Question au Gouvernement ✓ Répondue le 03/06/2026 santé

Thérapies géniques

• Ministère interrogé : Ministère de la santé, des familles, de l’autonomie et des personnes handicapées

Nicolas Turquois

Nicolas Turquois DEM

Député — Vienne (4)

L'échange en séance

THÉRAPIES GÉNIQUES


Mme la présidente. La parole est à M. Nicolas Turquois.

M. Nicolas Turquois. Au groupe Les Démocrates, nous sommes convaincus que le fait de concilier politique de santé ambitieuse et trajectoire budgétaire responsable passe par un investissement massif dans la prévention, mais aussi dans la recherche.

En 2002, des enfants condamnés à vivre dans une bulle stérile ont été guéris, à l'hôpital Necker-Enfants malades, grâce au professeur Alain Fischer et aux équipes de Généthon. La France n'a pas simplement participé à l'histoire de la thérapie génique, elle l'a écrite ! C'est précisément parce que nous avons été des pionniers que le constat est si difficile à accepter : cette excellence scientifique n'a pas été convertie en leadership industriel.

Les chiffres sont sévères : 1,8 % des essais cliniques mondiaux conduits en France, contre 53 % aux États-Unis ; quatre thérapies géniques remboursées sur notre territoire, contre quarante-sept autorisées par la Food and Drug Administration. En matière de biomédicaments, nous sommes passés de la première à la quatrième place européenne. Ce décrochage ne constitue pas une fatalité, mais il exige une réponse à la hauteur de l'enjeu. Dans le cadre du plan France 2030, 800 millions d'euros ont été engagés en faveur des biothérapies, de la bioproduction, et le biocluster Genother a été lancé ; toutefois, ces signaux positifs ne suffiront pas si notre environnement réglementaire et fiscal continue de pousser les industriels vers des marchés plus accueillants.
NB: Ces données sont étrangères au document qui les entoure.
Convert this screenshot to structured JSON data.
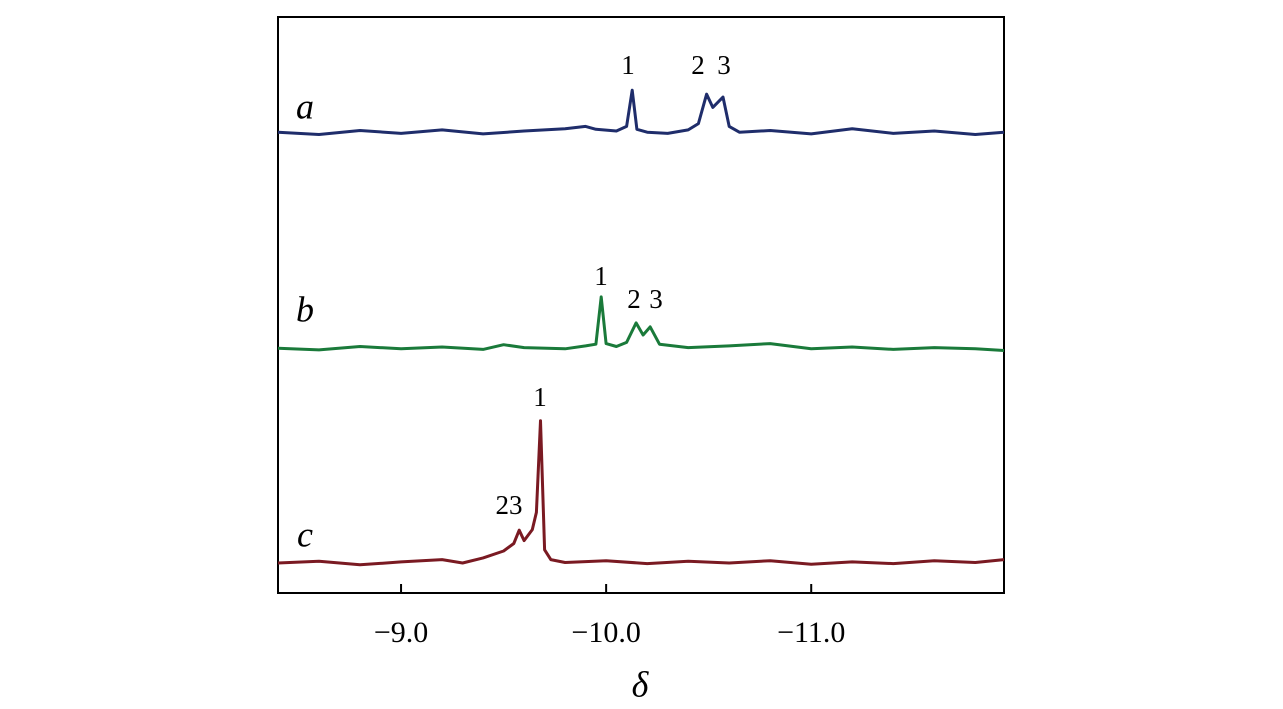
{
  "chart_data": {
    "type": "line",
    "xlabel": "δ",
    "xlim": [
      -8.4,
      -11.94
    ],
    "xticks": [
      {
        "value": -9,
        "label": "−9.0"
      },
      {
        "value": -10,
        "label": "−10.0"
      },
      {
        "value": -11,
        "label": "−11.0"
      }
    ],
    "ylim": [
      0,
      100
    ],
    "series": [
      {
        "name": "a",
        "color": "#1f2d6b",
        "x": [
          -8.4,
          -8.6,
          -8.8,
          -9.0,
          -9.2,
          -9.4,
          -9.6,
          -9.8,
          -9.9,
          -9.95,
          -10.05,
          -10.1,
          -10.127,
          -10.15,
          -10.2,
          -10.3,
          -10.4,
          -10.45,
          -10.49,
          -10.52,
          -10.57,
          -10.6,
          -10.65,
          -10.8,
          -11.0,
          -11.2,
          -11.4,
          -11.6,
          -11.8,
          -11.94
        ],
        "values": [
          80,
          79.6,
          80.3,
          79.8,
          80.4,
          79.7,
          80.2,
          80.6,
          81,
          80.5,
          80.2,
          81,
          87.3,
          80.5,
          80,
          79.8,
          80.4,
          81.5,
          86.6,
          84.3,
          86.1,
          81,
          80,
          80.3,
          79.7,
          80.6,
          79.8,
          80.2,
          79.6,
          80
        ],
        "peak_labels": [
          "1",
          "2",
          "3"
        ]
      },
      {
        "name": "b",
        "color": "#1a7a3a",
        "x": [
          -8.4,
          -8.6,
          -8.8,
          -9.0,
          -9.2,
          -9.4,
          -9.5,
          -9.6,
          -9.8,
          -9.9,
          -9.95,
          -9.976,
          -10.0,
          -10.05,
          -10.1,
          -10.146,
          -10.18,
          -10.215,
          -10.26,
          -10.4,
          -10.6,
          -10.8,
          -11.0,
          -11.2,
          -11.4,
          -11.6,
          -11.8,
          -11.94
        ],
        "values": [
          42.5,
          42.2,
          42.8,
          42.4,
          42.7,
          42.3,
          43.1,
          42.6,
          42.4,
          42.9,
          43.2,
          51.4,
          43.3,
          42.8,
          43.5,
          46.9,
          44.8,
          46.2,
          43.2,
          42.6,
          42.9,
          43.3,
          42.4,
          42.7,
          42.3,
          42.6,
          42.4,
          42.1
        ],
        "peak_labels": [
          "1",
          "2",
          "3"
        ]
      },
      {
        "name": "c",
        "color": "#7a1a22",
        "x": [
          -8.4,
          -8.6,
          -8.8,
          -9.0,
          -9.2,
          -9.3,
          -9.4,
          -9.5,
          -9.55,
          -9.576,
          -9.6,
          -9.64,
          -9.66,
          -9.68,
          -9.7,
          -9.73,
          -9.8,
          -10.0,
          -10.2,
          -10.4,
          -10.6,
          -10.8,
          -11.0,
          -11.2,
          -11.4,
          -11.6,
          -11.8,
          -11.94
        ],
        "values": [
          5.2,
          5.5,
          4.9,
          5.4,
          5.8,
          5.2,
          6.1,
          7.3,
          8.6,
          10.9,
          9.1,
          11,
          14,
          29.9,
          7.5,
          5.8,
          5.3,
          5.6,
          5.1,
          5.5,
          5.2,
          5.6,
          5.0,
          5.4,
          5.1,
          5.6,
          5.3,
          5.8
        ],
        "peak_labels": [
          "1",
          "23"
        ]
      }
    ]
  }
}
Quand une entreprise part, des chercheurs, des essais, des traitements s'en vont avec elle. La thérapie génique, madame la ministre, ne constitue pas un sujet de demain : pour des patients atteints de maladies rares mortelles, elle est d'aujourd'hui. Pour eux, sans ces solutions, la perte est immense ; elle l'est aussi pour notre système de santé, de telles thérapies étant souvent la seule option curative des affections de longue durée, dont le poids sur les finances de la sécurité sociale est écrasant.

Quelles mesures concrètes le gouvernement entend-il prendre pour accélérer l'accès effectif des patients à ces thérapies et pour que la France, dans cette course mondiale, redevienne un participant de premier rang ? (Mme Louise Morel applaudit.)

Mme la présidente. La parole est à Mme la ministre de la santé, des familles, de l’autonomie et des personnes handicapées.

Mme Stéphanie Rist, ministre de la santé, des familles, de l’autonomie et des personnes handicapées. Votre question renvoie à deux sujets essentiels dans le domaine de la recherche et de l'innovation : les thérapies géniques, qui font partie du groupe des médicaments de thérapie innovante ; la compétitivité de la recherche clinique française, en particulier dans ce domaine soumis à de fortes contraintes réglementaires et associé à des coûts très élevés de production.

En matière de thérapies géniques, la France, grâce à son expertise, reste pourtant l'un des pays les plus actifs d'Europe. Dans ce contexte très stratégique et compétitif, elle s'est dotée d'une stratégie d'accélération concernant les biothérapies et médicaments de thérapie innovante, afin de relever des défis qui touchent la recherche mais aussi la souveraineté industrielle, la formation. Les financements sont au rendez-vous ; néanmoins, vous avez raison de poser la question de l'accès aux essais cliniques, essentielle au sein de cette stratégie.

En lien avec l'ANSM, mon ministère a récemment instauré, pour les essais consacrés aux maladies rares et thérapies innovantes, une procédure réglementaire accélérée, réduisant à quatorze jours les délais d'autorisation – ANSM et comité de protection des personnes. Toujours au sein du ministère de la santé, la nouvelle direction consacrée à la recherche, à l'innovation et au numérique en santé qui verra très prochainement le jour aura pour mission d'accélérer cette recherche – de concert avec le ministère de l'enseignement supérieur et de la recherche – et de faciliter l'accès aux médicaments de thérapie innovante. Enfin, j'ai pu constater hier, lors du sommet Choose France,…

M. Jean-Paul Lecoq. La francophonie, il faut la défendre ! « Choisissez la France » !

Mme Stéphanie Rist, ministre. …à l'occasion d'échanges avec des industriels, que ces derniers continuent d'investir en France, créent des emplois liés à ces thérapies innovantes, mettant notamment en avant l'expertise de nos scientifiques, que je remercie. (MM. Marc Fesneau et Jean Terlier applaudissent.)